Story Catcher – Claire Ethier
By Madeleine Keroack
I was making my way to the Edmonton Seniors Centre, walking and thinking about writing. I had been given the go ahead to write “stories. ” Each to be based on the lives of members. I was anxious to get started.
I was mentally composing, practicing how I could offer a complete and meaningful written picture in a format sized for the ESC Newsletter. I wanted to practice with someone who would not only challenge my writing skills but also my sensitivity. The person who came first to mind was Claire Ethier.
Claire and I have known each other for a long time, so I hoped she would feel comfortable sharing with me. Our relationship hit rocky ground at times - neither of us claiming patience as a virtue.
Regardless, she was important to me – maybe she would agree to letting me “showcase” her.

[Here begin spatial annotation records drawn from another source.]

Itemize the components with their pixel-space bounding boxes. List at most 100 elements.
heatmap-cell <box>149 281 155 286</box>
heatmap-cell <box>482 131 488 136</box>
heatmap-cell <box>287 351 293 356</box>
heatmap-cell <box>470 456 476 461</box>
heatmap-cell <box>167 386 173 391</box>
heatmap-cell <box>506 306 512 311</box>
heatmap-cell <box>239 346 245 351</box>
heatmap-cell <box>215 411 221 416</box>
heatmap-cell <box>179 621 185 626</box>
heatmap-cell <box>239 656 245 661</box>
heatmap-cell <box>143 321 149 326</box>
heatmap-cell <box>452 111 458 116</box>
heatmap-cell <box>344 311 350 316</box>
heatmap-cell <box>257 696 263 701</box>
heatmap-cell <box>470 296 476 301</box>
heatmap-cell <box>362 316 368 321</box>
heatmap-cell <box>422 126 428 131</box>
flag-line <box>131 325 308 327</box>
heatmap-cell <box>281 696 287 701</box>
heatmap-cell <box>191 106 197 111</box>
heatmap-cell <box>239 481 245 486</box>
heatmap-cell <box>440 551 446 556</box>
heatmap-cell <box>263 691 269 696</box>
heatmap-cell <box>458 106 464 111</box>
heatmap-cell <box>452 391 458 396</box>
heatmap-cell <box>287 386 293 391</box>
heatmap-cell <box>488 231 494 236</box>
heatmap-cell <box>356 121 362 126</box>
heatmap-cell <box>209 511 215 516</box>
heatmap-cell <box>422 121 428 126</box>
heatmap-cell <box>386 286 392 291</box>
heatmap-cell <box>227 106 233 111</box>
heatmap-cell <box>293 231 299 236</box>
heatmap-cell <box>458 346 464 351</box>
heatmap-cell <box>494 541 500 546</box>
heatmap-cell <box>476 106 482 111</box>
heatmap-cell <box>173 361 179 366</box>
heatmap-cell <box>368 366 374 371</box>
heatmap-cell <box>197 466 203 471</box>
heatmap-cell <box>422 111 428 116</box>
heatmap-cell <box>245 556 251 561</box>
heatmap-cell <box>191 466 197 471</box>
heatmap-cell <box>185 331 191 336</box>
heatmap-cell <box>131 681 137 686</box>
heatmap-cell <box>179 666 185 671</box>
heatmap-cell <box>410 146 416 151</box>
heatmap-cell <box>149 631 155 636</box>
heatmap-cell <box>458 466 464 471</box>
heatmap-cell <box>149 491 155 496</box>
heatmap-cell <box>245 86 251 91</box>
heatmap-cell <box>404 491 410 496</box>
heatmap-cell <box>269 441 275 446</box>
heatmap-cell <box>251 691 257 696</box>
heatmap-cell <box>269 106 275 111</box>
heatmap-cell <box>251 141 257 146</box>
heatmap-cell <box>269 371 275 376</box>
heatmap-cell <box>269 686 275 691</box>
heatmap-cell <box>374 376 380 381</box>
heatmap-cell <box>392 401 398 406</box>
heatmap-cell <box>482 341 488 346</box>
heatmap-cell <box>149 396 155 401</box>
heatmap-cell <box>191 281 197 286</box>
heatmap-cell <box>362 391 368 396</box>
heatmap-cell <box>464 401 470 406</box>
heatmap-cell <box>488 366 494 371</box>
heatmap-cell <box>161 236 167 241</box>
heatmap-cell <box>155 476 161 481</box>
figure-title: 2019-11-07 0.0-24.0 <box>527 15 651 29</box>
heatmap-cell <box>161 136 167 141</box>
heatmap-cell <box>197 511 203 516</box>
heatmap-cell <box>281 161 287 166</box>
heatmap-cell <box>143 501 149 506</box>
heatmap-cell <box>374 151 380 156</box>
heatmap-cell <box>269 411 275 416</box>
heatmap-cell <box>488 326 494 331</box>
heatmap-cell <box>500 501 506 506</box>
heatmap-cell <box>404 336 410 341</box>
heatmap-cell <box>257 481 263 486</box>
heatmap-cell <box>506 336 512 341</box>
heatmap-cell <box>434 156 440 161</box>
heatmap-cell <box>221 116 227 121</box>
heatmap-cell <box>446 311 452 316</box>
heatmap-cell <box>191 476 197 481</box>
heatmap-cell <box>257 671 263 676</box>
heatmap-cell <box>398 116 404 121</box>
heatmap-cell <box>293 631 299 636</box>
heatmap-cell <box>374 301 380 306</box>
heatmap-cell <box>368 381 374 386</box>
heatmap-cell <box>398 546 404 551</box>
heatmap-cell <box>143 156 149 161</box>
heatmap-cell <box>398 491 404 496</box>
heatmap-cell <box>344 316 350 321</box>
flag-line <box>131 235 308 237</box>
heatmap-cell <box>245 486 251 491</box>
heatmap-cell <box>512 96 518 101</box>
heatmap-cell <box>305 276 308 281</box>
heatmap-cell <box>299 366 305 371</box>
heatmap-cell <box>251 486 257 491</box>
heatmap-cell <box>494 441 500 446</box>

She was still on my mind as I entered the Centre – I couldn’t believe what I was being told…
“Claire had died.”
Claire dead! That was just not right – not possible. Everyone there had a dazed, confused look in their eyes – all of us in shock. Not that Clair was not burdened with many health problems, but still - she was always with us – still Claire. It seemed wrong that we would not be seeing her again. None of us are new to losing people but some are just so unexpected. It affects us in a way that’s different -- difficult to describe.
Now, I definitely needed to relate the story that was Claire. I knew bits and pieces of her life but there was more I wanted to know.
Claire was a presence in our Centre, throughout the hospital and in the community. She was a presence because she was determined to be a presence – no matter where she was.
She was a survivor: a trooper. She survived by being active and involved and she refused to be overlooked.
That determination could result in dissension with others at times, but it was a coping mechanism necessary to her to make her life as much her own as possible.
Claire was not able to enjoy a way of life that most of us take for granted. She was a young woman when her health dictated that she spend the rest of her life in care – the care that came to be provided in the Edmonton General Hospital.
In spite of the efforts of some hospital staff, making a hospital feel like home is like having to live in a foreign country. You have very little say in what you do; you don’t know the language. You have to cooperate because others are dictating what your life will be – you need them to be fair, to be kind. Many are.
You are not free to leave, and you will not be going home. You will not be with people you know. You must get along with those that are now in control whether they are people you would invite into your life or not.
There is something above and beyond “normal” strength of character that allows a person to carve out a life for themselves in that environment.
Claire’s fortitude and her resilience made it possible for her. She credited her family and was grateful of their support and involvement.
She would tell anyone who listened about her family. She was very proud of them – from her grandparents to recently born nieces and nephews. Those she loved and what they contributed to her life was her favorite topic of conversation.
Her Grandfather was the reason she presented such a challenge at the Cribbage games we enjoyed together – he taught her well.
They were an Edmonton family. Claire’s father not only worked in security at the Parliament Building, but also gave children hours of wonderment as a magician and clown. Claire was able to perform many of his tricks. She also adopted her dad’s way with children. All children had a special place in her heart - she was able to relate to them - they were drawn to her, seeming to know they could trust her.
The contribution of talent in the family was shared by her mother also. She was a renowned, local seamstress. Edmonton’s own Klondike Kate wore Mrs. Ethier’s creations. Her brothers, sisters and their families were all well presented to everyone Claire spent time with. We all knew the ETAs of any family baby on the way.
What Claire was more reserved about was the amount of time she devoted to causes she felt passionate about. She took on fundraising for more than one charitable organization and worked diligently for political parties she supported. For years Claire was the lead of the Resident’s Council of the Edmonton General Continuing Care Centre (EGCCC) and a founding member of the Angel Outreach program.
By being open to so much involvement, Claire developed a vast personal network – she knew everybody. She was up on EGCCC current events and could provide information about local agencies, government issues and who to go to for what.
Friends speak of Claire as been very loyal. She was always grateful for time spent playing cards and games, going for coffee, shopping or sharing time on the phone. She very much appreciated been able to vent to those who empathized with her frustrations and was forgiving of those who were, at times, less than patient. She wasn’t always socially “correct” but always wanted to be socially accepted.
Claire was a presence not to be ignored, a presence that was renowned and a presence that is missed.
In September of this year I happened, by chance to meet Claire’s sister, Denise. We had met before but hadn’t spoken since Claire’s passing.
Denise spoke of how the family had hoped to have a celebration of Claire’s life and have her buried with her parents as she had wished.
Like everything else in this world at this time the pandemic affected those hopes. Gatherings were not allowed and burials could not be performed. The family had faced having Claire’s remains basically “on hold” for however long it took for “normal” to return. Then the funeral home presented an option. If the family considered cremation, they would be given permission to have Claire’s ashes placed in with her parent's graves – some with Mom and some with Dad; the rest shared among the siblings. This would only be an option until March when that choice would no longer be available until after the pandemic.
Claire was finally where she had wanted to be since entering the hospital so many years ago – back with her family.